On May 3, BMJ (formerly the British Medical Journal) published an analysis of prior research on medical errors by a team led by Dr. Martin Makary, a professor of surgery at Johns Hopkins University School of Medicine. Startlingly, the analysis concluded that more than 250,000 Americans die annually and nearly 700 perish daily from medical errors. Based on the Centers for Disease Control and Prevention’s (CDC’s) official list of the top causes of death, that figure would place medical errors as the third leading cause of death, behind only heart disease and cancer, which each took about 600,000 lives in 2014, and ahead of respiratory disease, which caused over 147,000 deaths.
The kind of medical mistakes that can be fatal range from surgical complications that go unrecognized to errors regarding the doses or types of medications administered to patients.
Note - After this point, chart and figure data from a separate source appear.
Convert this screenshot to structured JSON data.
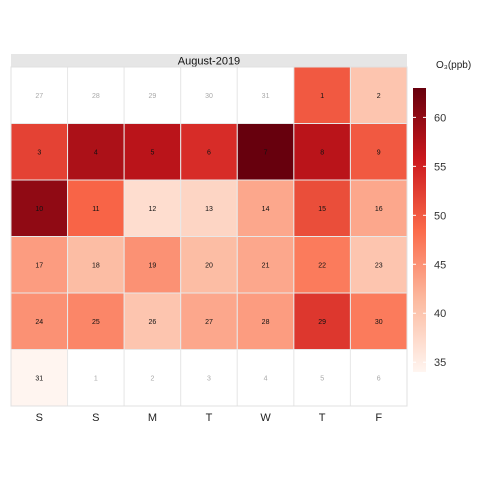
{
  "chart_data": {
    "type": "heatmap",
    "title": "August-2019",
    "weekdays": [
      "S",
      "S",
      "M",
      "T",
      "W",
      "T",
      "F"
    ],
    "legend_title": "O₃(ppb)",
    "legend_ticks": [
      35,
      40,
      45,
      50,
      55,
      60
    ],
    "value_range": [
      34,
      63
    ],
    "colors": {
      "low": "#fff5f0",
      "mid1": "#fcbba1",
      "mid2": "#fb6a4a",
      "mid3": "#cb181d",
      "high": "#67000d",
      "empty": "#ffffff",
      "grid": "#e8e8e8",
      "strip": "#e6e6e6"
    },
    "rows": [
      [
        {
          "label": "27",
          "value": null
        },
        {
          "label": "28",
          "value": null
        },
        {
          "label": "29",
          "value": null
        },
        {
          "label": "30",
          "value": null
        },
        {
          "label": "31",
          "value": null
        },
        {
          "label": "1",
          "value": 50
        },
        {
          "label": "2",
          "value": 40
        }
      ],
      [
        {
          "label": "3",
          "value": 52
        },
        {
          "label": "4",
          "value": 58
        },
        {
          "label": "5",
          "value": 57
        },
        {
          "label": "6",
          "value": 54
        },
        {
          "label": "7",
          "value": 63
        },
        {
          "label": "8",
          "value": 57
        },
        {
          "label": "9",
          "value": 50
        }
      ],
      [
        {
          "label": "10",
          "value": 60
        },
        {
          "label": "11",
          "value": 49
        },
        {
          "label": "12",
          "value": 37
        },
        {
          "label": "13",
          "value": 38
        },
        {
          "label": "14",
          "value": 43
        },
        {
          "label": "15",
          "value": 51
        },
        {
          "label": "16",
          "value": 43
        }
      ],
      [
        {
          "label": "17",
          "value": 44
        },
        {
          "label": "18",
          "value": 41
        },
        {
          "label": "19",
          "value": 45
        },
        {
          "label": "20",
          "value": 41
        },
        {
          "label": "21",
          "value": 43
        },
        {
          "label": "22",
          "value": 47
        },
        {
          "label": "23",
          "value": 40
        }
      ],
      [
        {
          "label": "24",
          "value": 45
        },
        {
          "label": "25",
          "value": 46
        },
        {
          "label": "26",
          "value": 40
        },
        {
          "label": "27",
          "value": 43
        },
        {
          "label": "28",
          "value": 44
        },
        {
          "label": "29",
          "value": 53
        },
        {
          "label": "30",
          "value": 47
        }
      ],
      [
        {
          "label": "31",
          "value": 34
        },
        {
          "label": "1",
          "value": null
        },
        {
          "label": "2",
          "value": null
        },
        {
          "label": "3",
          "value": null
        },
        {
          "label": "4",
          "value": null
        },
        {
          "label": "5",
          "value": null
        },
        {
          "label": "6",
          "value": null
        }
      ]
    ]
  }
}
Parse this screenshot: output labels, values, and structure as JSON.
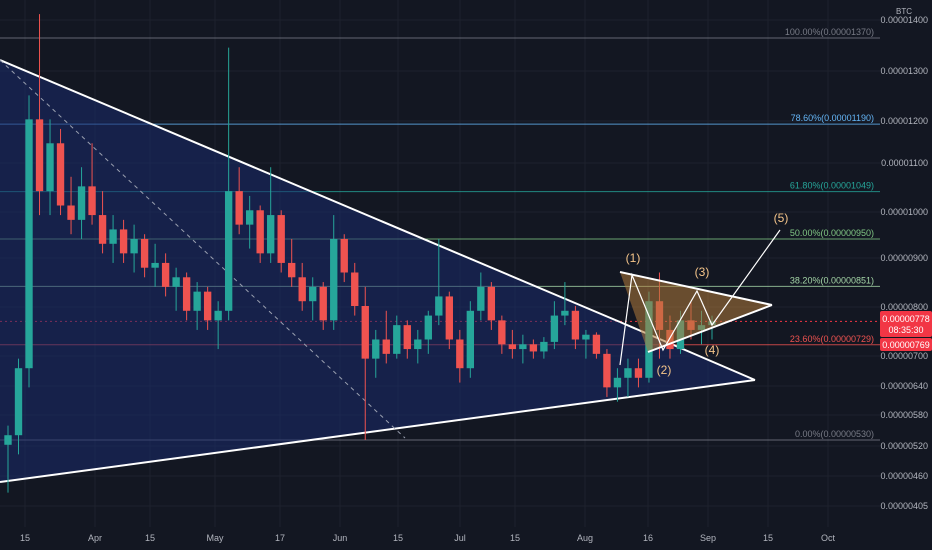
{
  "chart_data": {
    "type": "candlestick",
    "currency": "BTC",
    "y_ticks": [
      "0.00001400",
      "0.00001300",
      "0.00001200",
      "0.00001100",
      "0.00001000",
      "0.00000900",
      "0.00000800",
      "0.00000700",
      "0.00000640",
      "0.00000580",
      "0.00000520",
      "0.00000460",
      "0.00000405"
    ],
    "x_ticks": [
      "15",
      "Apr",
      "15",
      "May",
      "17",
      "Jun",
      "15",
      "Jul",
      "15",
      "Aug",
      "16",
      "Sep",
      "15",
      "Oct"
    ],
    "fib_levels": [
      {
        "label": "100.00%(0.00001370)",
        "price": 1.37e-05,
        "color": "#787b86"
      },
      {
        "label": "78.60%(0.00001190)",
        "price": 1.19e-05,
        "color": "#64b5f6"
      },
      {
        "label": "61.80%(0.00001049)",
        "price": 1.049e-05,
        "color": "#26a69a"
      },
      {
        "label": "50.00%(0.00000950)",
        "price": 9.5e-06,
        "color": "#81c784"
      },
      {
        "label": "38.20%(0.00000851)",
        "price": 8.51e-06,
        "color": "#a5d6a7"
      },
      {
        "label": "23.60%(0.00000729)",
        "price": 7.29e-06,
        "color": "#ef5350"
      },
      {
        "label": "0.00%(0.00000530)",
        "price": 5.3e-06,
        "color": "#787b86"
      }
    ],
    "wave_labels": [
      "(1)",
      "(2)",
      "(3)",
      "(4)",
      "(5)"
    ],
    "current_price": {
      "price": "0.00000778",
      "countdown": "08:35:30",
      "color": "#f23645"
    },
    "second_price": {
      "price": "0.00000769",
      "color": "#f23645"
    },
    "candle_colors": {
      "up": "#26a69a",
      "down": "#ef5350"
    },
    "series": [
      {
        "x": 0,
        "o": 520,
        "h": 560,
        "l": 420,
        "c": 540
      },
      {
        "x": 1,
        "o": 540,
        "h": 700,
        "l": 500,
        "c": 680
      },
      {
        "x": 2,
        "o": 680,
        "h": 1250,
        "l": 640,
        "c": 1200
      },
      {
        "x": 3,
        "o": 1200,
        "h": 1420,
        "l": 1000,
        "c": 1050
      },
      {
        "x": 4,
        "o": 1050,
        "h": 1200,
        "l": 1000,
        "c": 1150
      },
      {
        "x": 5,
        "o": 1150,
        "h": 1180,
        "l": 1000,
        "c": 1020
      },
      {
        "x": 6,
        "o": 1020,
        "h": 1080,
        "l": 960,
        "c": 990
      },
      {
        "x": 7,
        "o": 990,
        "h": 1100,
        "l": 950,
        "c": 1060
      },
      {
        "x": 8,
        "o": 1060,
        "h": 1150,
        "l": 980,
        "c": 1000
      },
      {
        "x": 9,
        "o": 1000,
        "h": 1050,
        "l": 920,
        "c": 940
      },
      {
        "x": 10,
        "o": 940,
        "h": 1000,
        "l": 900,
        "c": 970
      },
      {
        "x": 11,
        "o": 970,
        "h": 990,
        "l": 900,
        "c": 920
      },
      {
        "x": 12,
        "o": 920,
        "h": 980,
        "l": 880,
        "c": 950
      },
      {
        "x": 13,
        "o": 950,
        "h": 960,
        "l": 870,
        "c": 890
      },
      {
        "x": 14,
        "o": 890,
        "h": 940,
        "l": 850,
        "c": 900
      },
      {
        "x": 15,
        "o": 900,
        "h": 920,
        "l": 830,
        "c": 850
      },
      {
        "x": 16,
        "o": 850,
        "h": 890,
        "l": 800,
        "c": 870
      },
      {
        "x": 17,
        "o": 870,
        "h": 880,
        "l": 780,
        "c": 800
      },
      {
        "x": 18,
        "o": 800,
        "h": 860,
        "l": 760,
        "c": 840
      },
      {
        "x": 19,
        "o": 840,
        "h": 850,
        "l": 760,
        "c": 780
      },
      {
        "x": 20,
        "o": 780,
        "h": 820,
        "l": 720,
        "c": 800
      },
      {
        "x": 21,
        "o": 800,
        "h": 1350,
        "l": 780,
        "c": 1050
      },
      {
        "x": 22,
        "o": 1050,
        "h": 1100,
        "l": 960,
        "c": 980
      },
      {
        "x": 23,
        "o": 980,
        "h": 1040,
        "l": 930,
        "c": 1010
      },
      {
        "x": 24,
        "o": 1010,
        "h": 1020,
        "l": 900,
        "c": 920
      },
      {
        "x": 25,
        "o": 920,
        "h": 1100,
        "l": 900,
        "c": 1000
      },
      {
        "x": 26,
        "o": 1000,
        "h": 1010,
        "l": 880,
        "c": 900
      },
      {
        "x": 27,
        "o": 900,
        "h": 950,
        "l": 850,
        "c": 870
      },
      {
        "x": 28,
        "o": 870,
        "h": 900,
        "l": 800,
        "c": 820
      },
      {
        "x": 29,
        "o": 820,
        "h": 870,
        "l": 780,
        "c": 850
      },
      {
        "x": 30,
        "o": 850,
        "h": 860,
        "l": 760,
        "c": 780
      },
      {
        "x": 31,
        "o": 780,
        "h": 1000,
        "l": 760,
        "c": 950
      },
      {
        "x": 32,
        "o": 950,
        "h": 960,
        "l": 860,
        "c": 880
      },
      {
        "x": 33,
        "o": 880,
        "h": 900,
        "l": 790,
        "c": 810
      },
      {
        "x": 34,
        "o": 810,
        "h": 850,
        "l": 530,
        "c": 700
      },
      {
        "x": 35,
        "o": 700,
        "h": 760,
        "l": 660,
        "c": 740
      },
      {
        "x": 36,
        "o": 740,
        "h": 800,
        "l": 690,
        "c": 710
      },
      {
        "x": 37,
        "o": 710,
        "h": 790,
        "l": 700,
        "c": 770
      },
      {
        "x": 38,
        "o": 770,
        "h": 780,
        "l": 700,
        "c": 720
      },
      {
        "x": 39,
        "o": 720,
        "h": 760,
        "l": 690,
        "c": 740
      },
      {
        "x": 40,
        "o": 740,
        "h": 800,
        "l": 710,
        "c": 790
      },
      {
        "x": 41,
        "o": 790,
        "h": 950,
        "l": 770,
        "c": 830
      },
      {
        "x": 42,
        "o": 830,
        "h": 840,
        "l": 720,
        "c": 740
      },
      {
        "x": 43,
        "o": 740,
        "h": 760,
        "l": 650,
        "c": 680
      },
      {
        "x": 44,
        "o": 680,
        "h": 820,
        "l": 660,
        "c": 800
      },
      {
        "x": 45,
        "o": 800,
        "h": 880,
        "l": 780,
        "c": 850
      },
      {
        "x": 46,
        "o": 850,
        "h": 860,
        "l": 760,
        "c": 780
      },
      {
        "x": 47,
        "o": 780,
        "h": 790,
        "l": 710,
        "c": 730
      },
      {
        "x": 48,
        "o": 730,
        "h": 760,
        "l": 700,
        "c": 720
      },
      {
        "x": 49,
        "o": 720,
        "h": 750,
        "l": 690,
        "c": 730
      },
      {
        "x": 50,
        "o": 730,
        "h": 740,
        "l": 700,
        "c": 715
      },
      {
        "x": 51,
        "o": 715,
        "h": 745,
        "l": 700,
        "c": 735
      },
      {
        "x": 52,
        "o": 735,
        "h": 820,
        "l": 720,
        "c": 790
      },
      {
        "x": 53,
        "o": 790,
        "h": 860,
        "l": 770,
        "c": 800
      },
      {
        "x": 54,
        "o": 800,
        "h": 810,
        "l": 720,
        "c": 740
      },
      {
        "x": 55,
        "o": 740,
        "h": 760,
        "l": 700,
        "c": 750
      },
      {
        "x": 56,
        "o": 750,
        "h": 755,
        "l": 700,
        "c": 710
      },
      {
        "x": 57,
        "o": 710,
        "h": 720,
        "l": 620,
        "c": 640
      },
      {
        "x": 58,
        "o": 640,
        "h": 680,
        "l": 610,
        "c": 660
      },
      {
        "x": 59,
        "o": 660,
        "h": 700,
        "l": 620,
        "c": 680
      },
      {
        "x": 60,
        "o": 680,
        "h": 700,
        "l": 640,
        "c": 660
      },
      {
        "x": 61,
        "o": 660,
        "h": 840,
        "l": 650,
        "c": 820
      },
      {
        "x": 62,
        "o": 820,
        "h": 880,
        "l": 700,
        "c": 760
      },
      {
        "x": 63,
        "o": 760,
        "h": 790,
        "l": 700,
        "c": 720
      },
      {
        "x": 64,
        "o": 720,
        "h": 800,
        "l": 710,
        "c": 780
      },
      {
        "x": 65,
        "o": 780,
        "h": 820,
        "l": 740,
        "c": 760
      },
      {
        "x": 66,
        "o": 760,
        "h": 800,
        "l": 730,
        "c": 770
      },
      {
        "x": 67,
        "o": 770,
        "h": 790,
        "l": 740,
        "c": 778
      }
    ]
  }
}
The Johns Hopkins analysis received widespread media coverage, with the New York Times, NBC News, NPR, Time, U.S. News & World Report and the Washington Post, among others, all reporting the study’s findings.
This is certainly not the first time that medical errors have attracted the attention of the mainstream media.
The Institute of Medicine’s landmark report, To Err is Human: Building a Safer Health System, released in November 1999, concluded that 44,000 to 98,000 Americans died each year because of preventable mistakes in hospitals. Moreover, the report estimated the annual costs of medical errors at $17 billion to $29 billion.
It was estimated that more than 100 million Americans were aware of the general conclusions of the IOM report, thanks to ample media coverage, which conveyed the idea that medical errors were more prevalent and costly than previously thought. Despite all the publicity about medical errors as a result of the IOM report, it would appear that the U.S. healthcare system is not any safer more than 16 years later.
No one knows the precise toll of medical errors, largely because the coding system used by CDC to record death certificate data does not capture items such as communication breakdowns, diagnostic errors, and poor judgment, all of which can cost lives.
In terms of the economic cost of medical errors, a study sponsored by the Society for Actuaries and conducted by Milliman in 2010 concluded that medical errors in 2008 cost the United States $19.5 billion—$17 billion (87 percent) of which was directly associated with added medical costs (inpatient care, ancillary services, prescription drug services, and outpatient care). The remainder was due to increased mortality rates and days of lost productivity from missed work, based on short-term disability claims.
Adjusting for the increase in the U.S. population from 2008 to 2016, the current year’s cost of medical errors is estimated at $20.8 billion.However, other authors have suggested that the economic impact is actually much greater. If one applies quality-adjusted life years (QALYs) to the 250,000 people who die each year from medical errors—and assumes an average of 10 lost years of life at $75,000 to $100,000 per year—the loss in QALYs for those deaths is $187.5 billion to $250 billion. To put that range in perspective, it represents 32 percent to 42 percent of the federal government’s outlays on Medicare this year.
Clearly, the publication of the Johns Hopkins study has reawakened our collective awareness of the problem of medical errors, and it should help bolster support for patient safety research, adoption of best practices, and development and application of technology solutions that prevent patient harm.